Several limiting aspects need to be considered when interpreting our study findings. First, no causal role of rehabilitation can be assumed with certainty due to our observational study design. However, the conduct of a randomized controlled study on the effect of rehabilitation was considered unethical due to the lack of clinical equipoise as highlighted in the corresponding guidance statements [13-15]. Therefore, the observed improvement in the primary and secondary endpoints might also be due to the normal recovery process or regression to the mean. However, given that patients went through outpatient rehabilitation in mean 4.4 months after the infection, causal beneficial effects of this 6-weeks individualized rehabilitation program seem to be a reasonable assumption. Second, our study is limited by missing values for some of the secondary outcomes. Third, our results cannot be generalized to the total population of COVID-19 survivors, as the study population was relatively young and had a high proportion of highly educated people who likely had a good health care provider network that referred them to outpatient rehabilitation without clear guidelines at that time. Fourth, the limited number of patients hindered subgroup analysis to examine differences in outcome and course of the disease stratified by patient characteristics (e.g., severity of COVID-19 or primary symptom of long COVID). However, in conjunction with prior reports on acute and post-acute inpatient rehabilitation [39, 40, 43], multi-professional individualized pulmonary rehabilitation appears to be an important treatment strategy for COVID-19 survivors with persistent or progressive symptoms.

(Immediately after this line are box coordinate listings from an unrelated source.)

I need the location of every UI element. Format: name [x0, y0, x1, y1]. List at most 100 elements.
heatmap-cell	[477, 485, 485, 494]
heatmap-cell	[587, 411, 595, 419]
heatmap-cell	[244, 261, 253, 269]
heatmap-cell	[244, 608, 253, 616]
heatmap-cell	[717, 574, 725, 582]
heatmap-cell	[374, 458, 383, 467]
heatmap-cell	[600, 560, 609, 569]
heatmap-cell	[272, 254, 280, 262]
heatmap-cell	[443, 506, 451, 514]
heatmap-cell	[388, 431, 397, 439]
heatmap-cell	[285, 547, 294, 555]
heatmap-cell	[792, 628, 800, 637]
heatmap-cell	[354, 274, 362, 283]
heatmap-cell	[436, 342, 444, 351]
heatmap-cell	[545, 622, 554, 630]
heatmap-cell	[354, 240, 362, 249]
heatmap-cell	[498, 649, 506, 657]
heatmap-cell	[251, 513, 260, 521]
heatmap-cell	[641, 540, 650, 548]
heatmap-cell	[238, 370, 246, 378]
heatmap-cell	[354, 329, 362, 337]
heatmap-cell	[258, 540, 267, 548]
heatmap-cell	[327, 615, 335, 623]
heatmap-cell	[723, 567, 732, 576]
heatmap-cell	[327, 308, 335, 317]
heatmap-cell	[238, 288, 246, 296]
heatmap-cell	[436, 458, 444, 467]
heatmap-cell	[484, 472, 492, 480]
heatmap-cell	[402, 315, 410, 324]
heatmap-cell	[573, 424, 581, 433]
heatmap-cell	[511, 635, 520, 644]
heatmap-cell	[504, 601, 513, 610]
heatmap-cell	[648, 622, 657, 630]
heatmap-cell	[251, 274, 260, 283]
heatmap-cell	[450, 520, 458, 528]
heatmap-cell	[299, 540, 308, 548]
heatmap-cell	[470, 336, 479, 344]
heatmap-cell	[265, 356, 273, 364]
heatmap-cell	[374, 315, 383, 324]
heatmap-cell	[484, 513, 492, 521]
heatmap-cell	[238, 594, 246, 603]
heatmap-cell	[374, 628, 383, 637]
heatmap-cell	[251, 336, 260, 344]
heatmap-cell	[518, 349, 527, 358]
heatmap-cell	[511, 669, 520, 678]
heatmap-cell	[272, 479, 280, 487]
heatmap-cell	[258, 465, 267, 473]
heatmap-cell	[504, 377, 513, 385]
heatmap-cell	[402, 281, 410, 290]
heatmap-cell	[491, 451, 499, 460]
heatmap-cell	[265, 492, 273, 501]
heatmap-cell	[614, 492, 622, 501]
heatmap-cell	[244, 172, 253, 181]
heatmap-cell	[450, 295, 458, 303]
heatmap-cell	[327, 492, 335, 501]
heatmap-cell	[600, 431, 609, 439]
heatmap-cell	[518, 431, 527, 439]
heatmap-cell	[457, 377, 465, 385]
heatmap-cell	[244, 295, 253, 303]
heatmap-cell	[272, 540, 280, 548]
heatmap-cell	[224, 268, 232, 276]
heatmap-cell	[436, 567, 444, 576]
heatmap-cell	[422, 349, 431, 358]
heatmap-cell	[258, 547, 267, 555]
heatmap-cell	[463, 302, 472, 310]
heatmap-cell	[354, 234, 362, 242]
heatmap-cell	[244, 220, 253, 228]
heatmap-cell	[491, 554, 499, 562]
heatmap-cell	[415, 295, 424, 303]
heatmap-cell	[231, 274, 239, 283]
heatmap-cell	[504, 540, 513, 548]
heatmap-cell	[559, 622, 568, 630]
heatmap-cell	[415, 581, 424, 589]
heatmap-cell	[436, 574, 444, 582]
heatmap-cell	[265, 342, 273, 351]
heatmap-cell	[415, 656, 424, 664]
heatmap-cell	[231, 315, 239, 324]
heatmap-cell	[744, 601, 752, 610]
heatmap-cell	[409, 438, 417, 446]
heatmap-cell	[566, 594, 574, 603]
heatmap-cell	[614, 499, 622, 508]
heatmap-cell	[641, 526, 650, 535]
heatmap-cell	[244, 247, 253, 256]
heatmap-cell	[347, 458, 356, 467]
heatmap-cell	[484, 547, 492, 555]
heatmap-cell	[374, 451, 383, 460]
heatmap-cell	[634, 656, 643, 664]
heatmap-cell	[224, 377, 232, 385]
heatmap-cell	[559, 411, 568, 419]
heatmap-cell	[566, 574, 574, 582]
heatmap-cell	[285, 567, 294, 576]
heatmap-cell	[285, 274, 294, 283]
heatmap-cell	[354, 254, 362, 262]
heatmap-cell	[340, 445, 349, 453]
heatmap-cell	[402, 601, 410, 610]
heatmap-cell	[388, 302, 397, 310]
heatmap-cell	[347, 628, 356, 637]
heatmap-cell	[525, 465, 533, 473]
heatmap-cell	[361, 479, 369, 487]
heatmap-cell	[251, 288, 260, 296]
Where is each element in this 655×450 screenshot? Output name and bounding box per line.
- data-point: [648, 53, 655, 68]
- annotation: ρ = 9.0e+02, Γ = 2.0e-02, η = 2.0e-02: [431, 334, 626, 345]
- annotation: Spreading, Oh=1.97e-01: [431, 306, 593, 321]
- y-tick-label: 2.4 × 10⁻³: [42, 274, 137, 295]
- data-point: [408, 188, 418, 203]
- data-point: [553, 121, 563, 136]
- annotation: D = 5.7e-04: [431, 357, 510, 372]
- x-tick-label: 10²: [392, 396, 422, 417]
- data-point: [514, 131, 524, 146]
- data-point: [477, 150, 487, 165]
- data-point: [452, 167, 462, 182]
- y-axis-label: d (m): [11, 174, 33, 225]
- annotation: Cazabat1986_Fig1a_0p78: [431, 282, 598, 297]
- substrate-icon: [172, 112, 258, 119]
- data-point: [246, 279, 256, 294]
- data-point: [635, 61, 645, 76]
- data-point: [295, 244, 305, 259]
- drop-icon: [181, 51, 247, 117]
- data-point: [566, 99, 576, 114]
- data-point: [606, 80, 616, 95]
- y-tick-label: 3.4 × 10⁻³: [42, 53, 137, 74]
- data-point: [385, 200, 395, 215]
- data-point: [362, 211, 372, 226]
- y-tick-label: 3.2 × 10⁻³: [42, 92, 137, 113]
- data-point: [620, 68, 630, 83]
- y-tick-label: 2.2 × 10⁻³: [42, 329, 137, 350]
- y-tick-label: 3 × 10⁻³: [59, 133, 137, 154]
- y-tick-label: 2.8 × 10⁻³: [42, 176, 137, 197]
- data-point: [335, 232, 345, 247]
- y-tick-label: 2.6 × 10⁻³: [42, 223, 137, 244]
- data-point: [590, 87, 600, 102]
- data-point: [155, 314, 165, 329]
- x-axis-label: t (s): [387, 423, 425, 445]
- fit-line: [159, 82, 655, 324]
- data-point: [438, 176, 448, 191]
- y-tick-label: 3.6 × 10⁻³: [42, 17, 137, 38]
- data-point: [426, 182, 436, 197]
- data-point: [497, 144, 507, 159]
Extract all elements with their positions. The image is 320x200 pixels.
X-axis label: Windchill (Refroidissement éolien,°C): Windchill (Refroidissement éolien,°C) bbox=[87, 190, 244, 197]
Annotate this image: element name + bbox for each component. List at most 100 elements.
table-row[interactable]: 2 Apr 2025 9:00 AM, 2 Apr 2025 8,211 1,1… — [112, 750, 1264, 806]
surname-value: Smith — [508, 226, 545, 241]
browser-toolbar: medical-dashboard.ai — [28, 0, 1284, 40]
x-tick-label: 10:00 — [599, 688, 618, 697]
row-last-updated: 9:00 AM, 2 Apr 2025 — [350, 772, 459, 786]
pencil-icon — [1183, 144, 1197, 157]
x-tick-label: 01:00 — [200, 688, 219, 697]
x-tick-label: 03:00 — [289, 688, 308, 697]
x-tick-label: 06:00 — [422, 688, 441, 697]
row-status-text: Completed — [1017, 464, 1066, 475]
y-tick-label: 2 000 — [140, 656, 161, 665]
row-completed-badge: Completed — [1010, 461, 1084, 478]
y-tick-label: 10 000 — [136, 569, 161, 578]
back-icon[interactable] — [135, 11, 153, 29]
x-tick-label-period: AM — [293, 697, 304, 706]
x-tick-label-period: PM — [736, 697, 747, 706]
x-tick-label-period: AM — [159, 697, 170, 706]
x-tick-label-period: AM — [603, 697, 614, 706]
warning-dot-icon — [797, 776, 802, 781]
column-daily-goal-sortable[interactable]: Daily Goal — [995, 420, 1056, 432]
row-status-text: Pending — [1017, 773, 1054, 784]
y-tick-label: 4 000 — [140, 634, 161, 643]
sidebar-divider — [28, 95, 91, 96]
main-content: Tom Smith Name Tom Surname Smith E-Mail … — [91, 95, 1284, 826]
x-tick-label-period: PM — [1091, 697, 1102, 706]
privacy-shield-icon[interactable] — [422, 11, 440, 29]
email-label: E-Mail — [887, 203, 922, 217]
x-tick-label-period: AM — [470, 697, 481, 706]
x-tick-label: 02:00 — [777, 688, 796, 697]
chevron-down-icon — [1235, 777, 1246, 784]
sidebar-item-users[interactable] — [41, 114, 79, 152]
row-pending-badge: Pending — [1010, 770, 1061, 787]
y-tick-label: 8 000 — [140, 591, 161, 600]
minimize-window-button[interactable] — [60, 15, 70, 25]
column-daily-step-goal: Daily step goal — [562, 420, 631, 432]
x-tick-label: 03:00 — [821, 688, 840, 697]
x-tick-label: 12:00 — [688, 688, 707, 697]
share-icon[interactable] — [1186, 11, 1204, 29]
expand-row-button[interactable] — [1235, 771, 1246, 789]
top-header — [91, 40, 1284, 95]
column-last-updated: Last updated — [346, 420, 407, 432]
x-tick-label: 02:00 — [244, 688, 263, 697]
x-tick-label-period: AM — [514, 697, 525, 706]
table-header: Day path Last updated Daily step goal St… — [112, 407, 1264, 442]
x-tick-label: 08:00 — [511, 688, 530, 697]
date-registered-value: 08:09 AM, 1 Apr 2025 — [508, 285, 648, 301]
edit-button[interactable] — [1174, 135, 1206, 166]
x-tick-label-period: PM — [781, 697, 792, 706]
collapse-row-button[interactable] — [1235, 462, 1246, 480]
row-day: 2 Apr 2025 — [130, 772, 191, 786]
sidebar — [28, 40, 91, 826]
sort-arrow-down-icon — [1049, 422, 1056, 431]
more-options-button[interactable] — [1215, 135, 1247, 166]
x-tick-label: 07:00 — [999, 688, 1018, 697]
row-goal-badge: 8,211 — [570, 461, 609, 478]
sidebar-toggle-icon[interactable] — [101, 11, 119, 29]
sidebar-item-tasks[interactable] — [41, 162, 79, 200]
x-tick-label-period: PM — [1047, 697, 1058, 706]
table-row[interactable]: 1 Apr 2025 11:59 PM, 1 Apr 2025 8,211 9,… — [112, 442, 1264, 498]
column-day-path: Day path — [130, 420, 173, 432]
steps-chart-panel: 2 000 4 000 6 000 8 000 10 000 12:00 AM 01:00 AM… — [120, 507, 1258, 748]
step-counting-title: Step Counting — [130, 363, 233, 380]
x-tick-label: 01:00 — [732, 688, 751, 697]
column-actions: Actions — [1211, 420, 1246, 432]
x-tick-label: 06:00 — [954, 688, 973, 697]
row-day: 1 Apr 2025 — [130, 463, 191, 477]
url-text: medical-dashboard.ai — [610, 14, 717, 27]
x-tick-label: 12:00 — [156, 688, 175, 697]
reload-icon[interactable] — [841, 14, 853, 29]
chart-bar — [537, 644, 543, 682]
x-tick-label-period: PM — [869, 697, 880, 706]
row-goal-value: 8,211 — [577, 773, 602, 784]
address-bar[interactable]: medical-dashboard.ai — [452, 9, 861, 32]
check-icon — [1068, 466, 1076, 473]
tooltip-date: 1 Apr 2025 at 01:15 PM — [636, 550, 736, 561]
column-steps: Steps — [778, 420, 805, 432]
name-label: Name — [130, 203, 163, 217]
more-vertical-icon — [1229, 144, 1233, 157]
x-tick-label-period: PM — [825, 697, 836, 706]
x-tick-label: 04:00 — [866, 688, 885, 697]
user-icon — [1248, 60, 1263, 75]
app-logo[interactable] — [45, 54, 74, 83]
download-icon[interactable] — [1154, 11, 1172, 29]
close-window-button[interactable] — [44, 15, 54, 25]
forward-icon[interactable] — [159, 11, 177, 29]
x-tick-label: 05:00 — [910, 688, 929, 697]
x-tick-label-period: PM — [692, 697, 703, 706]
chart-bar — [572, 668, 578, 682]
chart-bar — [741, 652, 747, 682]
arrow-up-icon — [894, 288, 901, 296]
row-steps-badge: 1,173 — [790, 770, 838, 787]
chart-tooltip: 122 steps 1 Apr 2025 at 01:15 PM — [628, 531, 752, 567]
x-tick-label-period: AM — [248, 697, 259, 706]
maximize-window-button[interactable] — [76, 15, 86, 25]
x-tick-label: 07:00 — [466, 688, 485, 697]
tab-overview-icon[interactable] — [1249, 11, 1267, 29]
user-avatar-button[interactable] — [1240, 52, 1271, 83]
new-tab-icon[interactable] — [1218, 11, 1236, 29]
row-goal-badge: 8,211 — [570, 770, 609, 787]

The cause of long-term sequelae in COVID-19 is currently unknown. However, it is evident now that not only the majority of COVID-19 survivors discharged from hospital but also patients with home treatment need an integrated model of care to recognize and treat long-term consequences of this multi-organ disease. Therefore, clinicians should monitor COVID-19 patients and evaluate a potential need for rehabilitation. Rehabilitation service providers should be aware of deconditioning as seen in chronic fatigue syndrome and should focus on individualized rehabilitation plans in contrast to a one-model-fits-all approach. As more patients accrue, identification of specific subgroups would be of high relevance to tailor specific therapies to each subgroup. Future rehabilitation studies may shed more light on the optimal treatment of patients with long COVID and evaluate cost-effectiveness (NCT04649918, NCT04365738, NCT04406532, NCT04642040).